What the schema offers is a way of considering fantasy on its own terms rather than in the terms used by critics of mimetic fiction. [A.J.’s emphasis] It may even offer a way of evaluating the quality of a particular fantasy; as just one example, an immersive fantasy that uses the rhetorical (and over-explanatory) voice of a portal-quest fantasy is, Mendlesohn argues, unlikely to be effective. [End excerpt: James & Mendlesohn, “Introduction,” The Cambridge Companion to Fantasy Literature, pp. 1- 4]
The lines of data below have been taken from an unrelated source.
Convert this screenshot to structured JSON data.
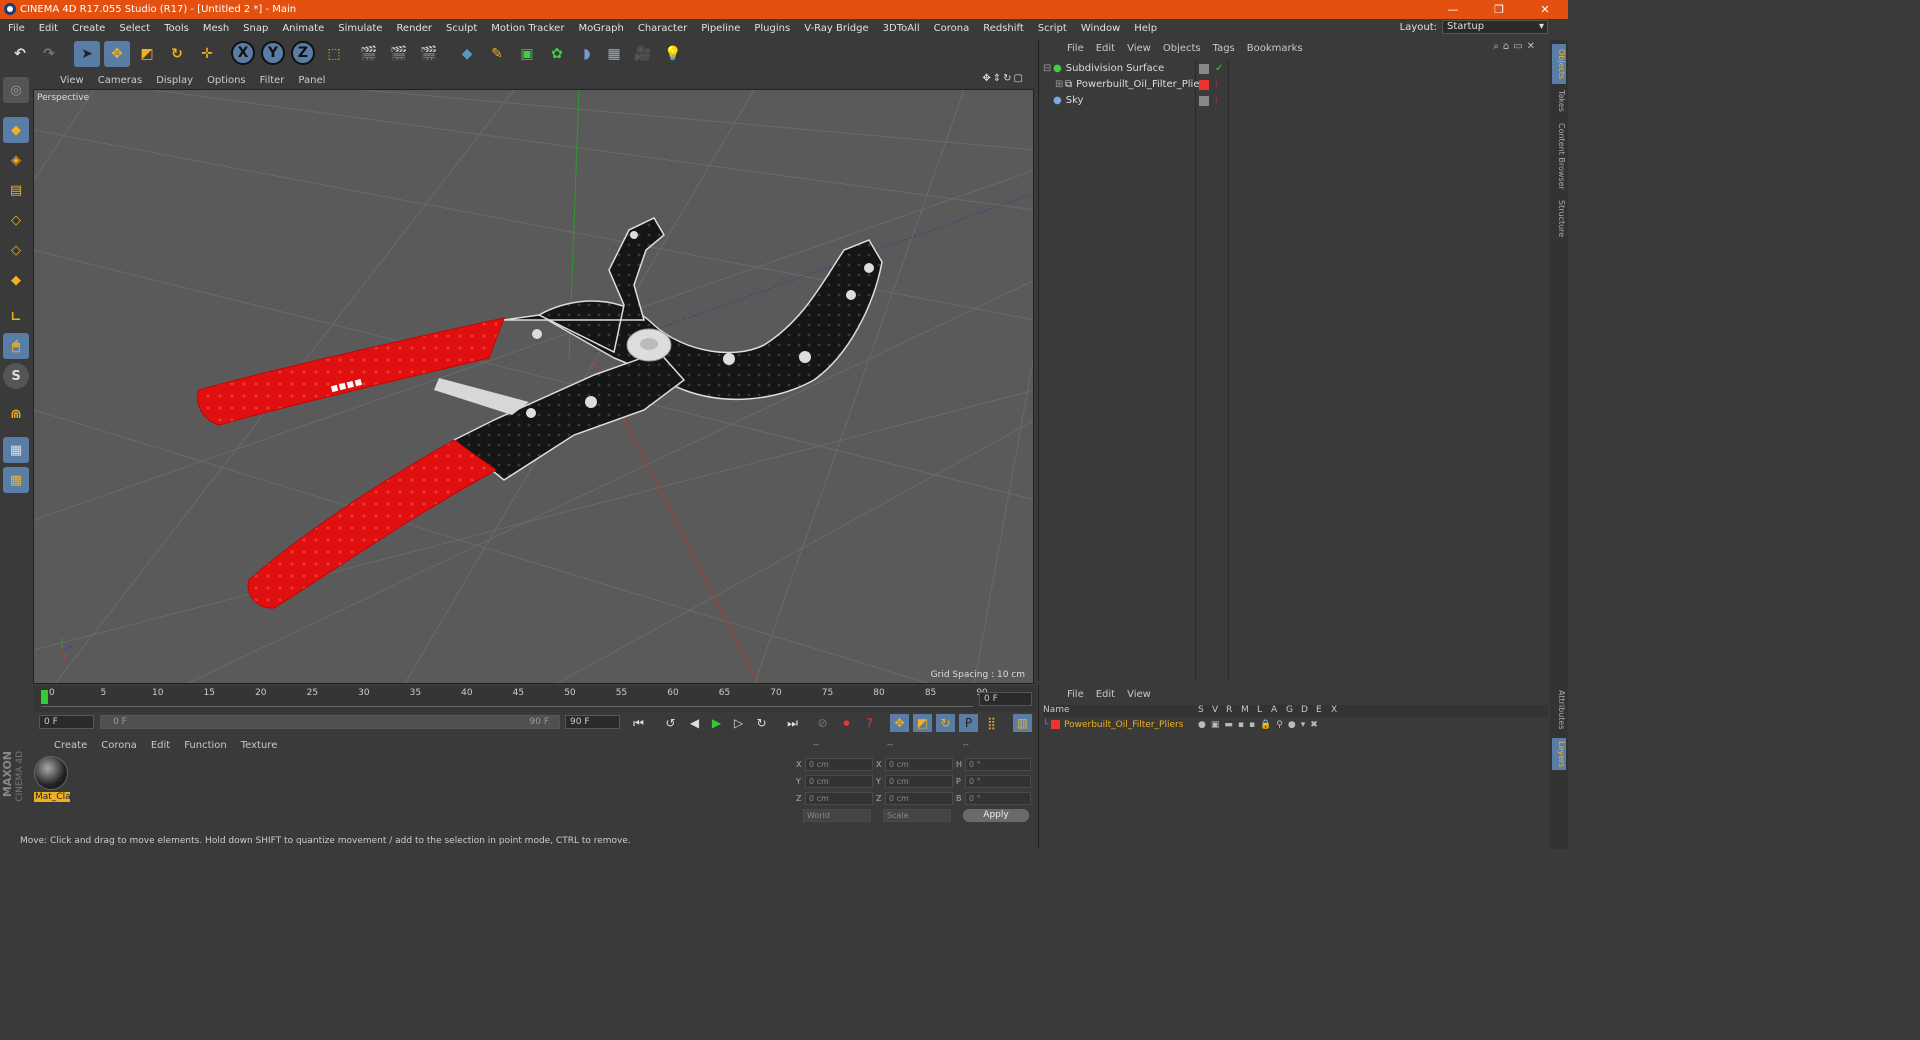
{
  "window": {
    "title": "CINEMA 4D R17.055 Studio (R17) - [Untitled 2 *] - Main"
  },
  "menubar": {
    "items": [
      "File",
      "Edit",
      "Create",
      "Select",
      "Tools",
      "Mesh",
      "Snap",
      "Animate",
      "Simulate",
      "Render",
      "Sculpt",
      "Motion Tracker",
      "MoGraph",
      "Character",
      "Pipeline",
      "Plugins",
      "V-Ray Bridge",
      "3DToAll",
      "Corona",
      "Redshift",
      "Script",
      "Window",
      "Help"
    ],
    "layout_label": "Layout:",
    "layout_value": "Startup"
  },
  "viewport": {
    "menu": [
      "View",
      "Cameras",
      "Display",
      "Options",
      "Filter",
      "Panel"
    ],
    "label": "Perspective",
    "grid_spacing": "Grid Spacing : 10 cm"
  },
  "timeline": {
    "ticks": [
      "0",
      "5",
      "10",
      "15",
      "20",
      "25",
      "30",
      "35",
      "40",
      "45",
      "50",
      "55",
      "60",
      "65",
      "70",
      "75",
      "80",
      "85",
      "90"
    ],
    "current_frame": "0 F",
    "start_field": "0 F",
    "range_start": "0 F",
    "range_end": "90 F",
    "end_field": "90 F"
  },
  "material_panel": {
    "menu": [
      "Create",
      "Corona",
      "Edit",
      "Function",
      "Texture"
    ],
    "material_name": "Mat_Cla"
  },
  "coordinates": {
    "headers": [
      "--",
      "--",
      "--"
    ],
    "rows": [
      {
        "a_label": "X",
        "a_val": "0 cm",
        "b_label": "X",
        "b_val": "0 cm",
        "c_label": "H",
        "c_val": "0 °"
      },
      {
        "a_label": "Y",
        "a_val": "0 cm",
        "b_label": "Y",
        "b_val": "0 cm",
        "c_label": "P",
        "c_val": "0 °"
      },
      {
        "a_label": "Z",
        "a_val": "0 cm",
        "b_label": "Z",
        "b_val": "0 cm",
        "c_label": "B",
        "c_val": "0 °"
      }
    ],
    "world": "World",
    "scale": "Scale",
    "apply": "Apply"
  },
  "objects_panel": {
    "menu": [
      "File",
      "Edit",
      "View",
      "Objects",
      "Tags",
      "Bookmarks"
    ],
    "items": [
      "Subdivision Surface",
      "Powerbuilt_Oil_Filter_Pliers",
      "Sky"
    ]
  },
  "layers_panel": {
    "menu": [
      "File",
      "Edit",
      "View"
    ],
    "name_header": "Name",
    "columns": [
      "S",
      "V",
      "R",
      "M",
      "L",
      "A",
      "G",
      "D",
      "E",
      "X"
    ],
    "layer_name": "Powerbuilt_Oil_Filter_Pliers"
  },
  "side_tabs": [
    "Objects",
    "Takes",
    "Content Browser",
    "Structure",
    "Attributes",
    "Layers"
  ],
  "brand": {
    "maxon": "MAXON",
    "c4d": "CINEMA 4D"
  },
  "status": "Move: Click and drag to move elements. Hold down SHIFT to quantize movement / add to the selection in point mode, CTRL to remove.",
  "colors": {
    "title_bar": "#e4500f",
    "selection": "#5a7da6",
    "pliers_handle": "#e01010"
  }
}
For this new generation of “fantasists” such as Kameron Hurley who are trying to push past the boundaries of traditional expectations of the epic/high/fantasy genre, a book such as James & Mendlesohn’s collection of essays offers the promise that change is, indeed, possible, and that perhaps Hurley’s recommendation to “rebuild” the fantasy landscape is already well underway!